Britain's Opposition Labour Party leader Jeremy Corbyn, on Thursday has stated that some of the languages in a controversial Kashmir resolution passed by his party have the scope of being "misinterpreted as hostile to India", according to PTI. Yet Corbyn stood by the emergency motion against the abrogation of Article 370. The UK Opposition Leader was responding to a letter by the Labour Friends of India (LFIN) group, who are among a number of party members to raise concerns over the controversial resolution passed at the Labour Party annual conference last month. The resolution called for international intervention in Kashmir in the wake of the Indian government's revocation of Article 370.

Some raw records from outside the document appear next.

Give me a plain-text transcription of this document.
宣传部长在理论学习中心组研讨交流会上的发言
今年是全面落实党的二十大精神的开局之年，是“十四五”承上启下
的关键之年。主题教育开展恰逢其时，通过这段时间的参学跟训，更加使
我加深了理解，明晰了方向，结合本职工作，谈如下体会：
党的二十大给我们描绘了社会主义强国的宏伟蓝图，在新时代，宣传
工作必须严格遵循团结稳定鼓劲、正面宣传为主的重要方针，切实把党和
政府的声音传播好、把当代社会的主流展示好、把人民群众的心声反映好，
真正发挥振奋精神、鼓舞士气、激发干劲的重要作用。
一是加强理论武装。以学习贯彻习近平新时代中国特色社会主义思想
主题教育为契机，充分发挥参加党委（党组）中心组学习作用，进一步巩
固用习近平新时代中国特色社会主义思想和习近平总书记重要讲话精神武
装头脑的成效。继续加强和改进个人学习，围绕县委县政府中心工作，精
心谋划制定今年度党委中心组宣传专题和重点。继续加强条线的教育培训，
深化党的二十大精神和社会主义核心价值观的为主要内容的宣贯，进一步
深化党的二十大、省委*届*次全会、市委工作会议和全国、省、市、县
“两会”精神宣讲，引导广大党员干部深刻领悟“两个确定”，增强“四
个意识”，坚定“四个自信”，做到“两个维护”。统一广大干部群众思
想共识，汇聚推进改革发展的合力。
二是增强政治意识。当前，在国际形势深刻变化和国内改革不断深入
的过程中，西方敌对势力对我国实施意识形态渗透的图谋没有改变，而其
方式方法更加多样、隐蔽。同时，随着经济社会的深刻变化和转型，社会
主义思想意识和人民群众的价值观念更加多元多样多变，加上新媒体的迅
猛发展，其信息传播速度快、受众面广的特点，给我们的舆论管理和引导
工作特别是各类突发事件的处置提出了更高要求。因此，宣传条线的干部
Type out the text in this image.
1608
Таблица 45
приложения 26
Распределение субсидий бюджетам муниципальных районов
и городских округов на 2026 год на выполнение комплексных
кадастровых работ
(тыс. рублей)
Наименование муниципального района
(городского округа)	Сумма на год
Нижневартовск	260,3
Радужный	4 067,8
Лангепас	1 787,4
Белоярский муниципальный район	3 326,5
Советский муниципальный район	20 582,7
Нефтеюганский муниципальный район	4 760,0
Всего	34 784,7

Corbyn stated that there is a recognition that some of the language used within it could be misinterpreted as hostile to India and the Indian diaspora, in his reply to the LFIN letter. He added, " Labour understands the concerns the Indian community in Britain has about the situation in Kashmir and takes these concerns very seriously, who has been under pressure from Indian diaspora groups in Britain since the Labour Party passed the resolution." He also stressed that the party remains committed to ensuring that the rights of all citizens of Kashmir are "respected and upheld". He added, "This remains our priority and I agree that we should not allow the politics of the sub-continent to divide communities in Britain."
Corbyn had sparked a war of words in India between the BJP and the Congress on Thursday after he claimed that human rights situation in Kashmir was discussed during a meeting with the Indian Overseas Congress (IOC) UK representatives earlier this week. The BJP lashed out at the Congress over its "shameful shenanigans" and demanded an explanation following which the latter hit out at the ruling party in a tweet accusing it of spreading lies instead of addressing questions on the economic slowdown in the country. Meanwhile, Congress' senior spokesperson Anand Sharma, who is the Chairman of the party's Foreign Affairs department, later told reporters it "disowned" any claim made at the meeting in its entirety. India has categorically told the international community that its move on Kashmir was an internal matter. India maintains Kashmir is a bilateral issue and no third party has any role in it.
The LFIN had felt the brunt of the resolution's aftermath as the Indian mission in London cancelled participation in a proposed annual reception and even the Ministry of External Affairs (MEA) issued a harsh rebuke over the uninformed and unfounded motion. LFIN had raised concerns about the procedure for the selection of the motion, the quality of the evidence that backed it up, the lack of a balanced debate on the subject, and its ultimate selection and adoption.